Historic moment: Mluleki Nkala becomes Murali's 520th Test victim
Muralitharan received a phone call from Walsh soon after the match had been concluded and there was no sign of any disappointment from the West Indian.
"He also rang me when he took my 500th wicket. Records are made to be broken. Eventually, somebody will break my record."
Australian Shane Warne is only four wickets behind Muralitharan, having pipped him to 500 in the recent series between the two sides, and he will have a chance to add to his tally against Zimbabwe, once Sri Lanka have completed their tour.
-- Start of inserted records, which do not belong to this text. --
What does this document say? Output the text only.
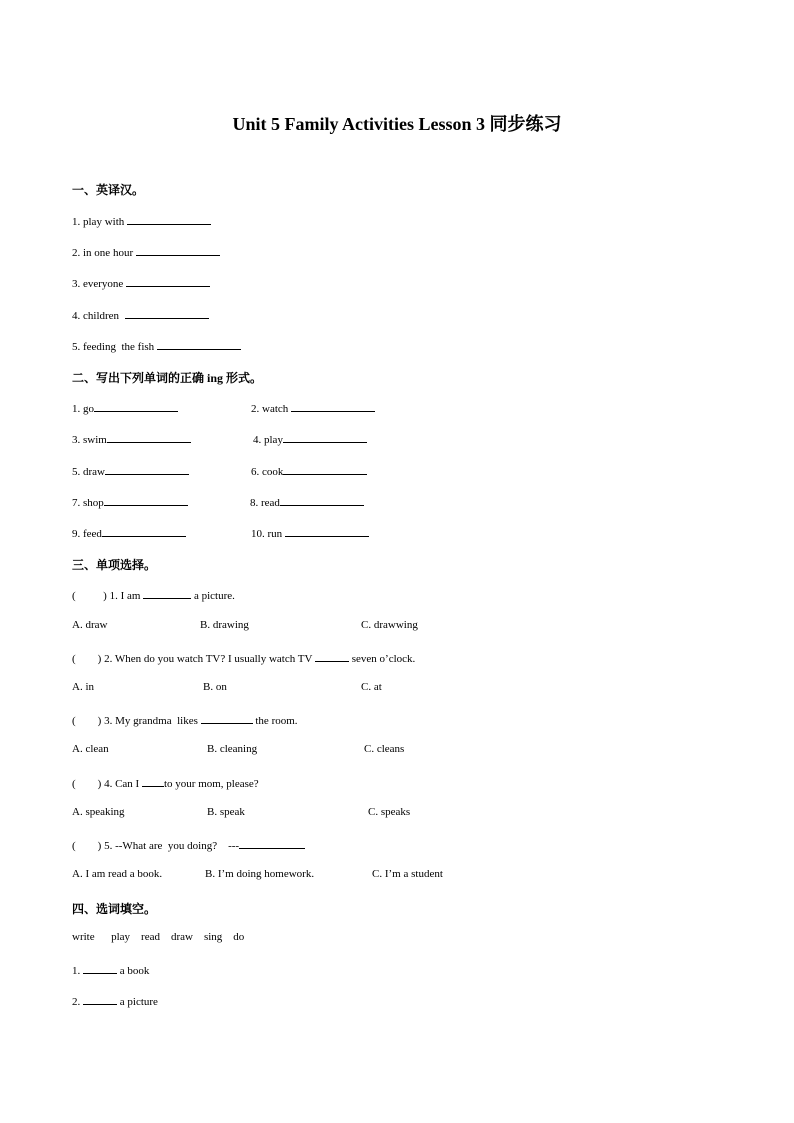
Unit 5 Family Activities Lesson 3 同步练习
一、英译汉。
1. play with
2. in one hour
3. everyone
4. children
5. feeding  the fish
二、写出下列单词的正确 ing 形式。
1. go	2. watch
3. swim	4. play
5. draw	6. cook
7. shop	8. read
9. feed	10. run
三、单项选择。
(          ) 1. I am	a picture.
A. draw	B. drawing	C. drawwing
(        ) 2. When do you watch TV? I usually watch TV	seven o’clock.
A. in	B. on	C. at
(        ) 3. My grandma  likes	the room.
A. clean	B. cleaning	C. cleans
(        ) 4. Can I to your mom, please?
A. speaking	B. speak	C. speaks
(        ) 5. --What are  you doing?    ---
A. I am read a book.	B. I’m doing homework.	C. I’m a student
四、选词填空。
write      play    read    draw    sing    do
1.	a book
2.	a picture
"He might get the world record, then I might get it again. Shane Warne is a great champion bowler and he would also like to be the highest wicket-taker," said Muralitharan.
He went into the Test following recent controversy over his doosra delivery - a ball which spins away from a righ-handed batsman.
Biomechanical tests were carried out in Australia which showed that his action when bowling the doosra was illegal under current rules.
Despite holding the Test record, Muralitharan said one of his major goals for the remainder of his international career lay in one-day cricket.
"I am now conscious of the 2007 World Cup and I want us to win that," he said.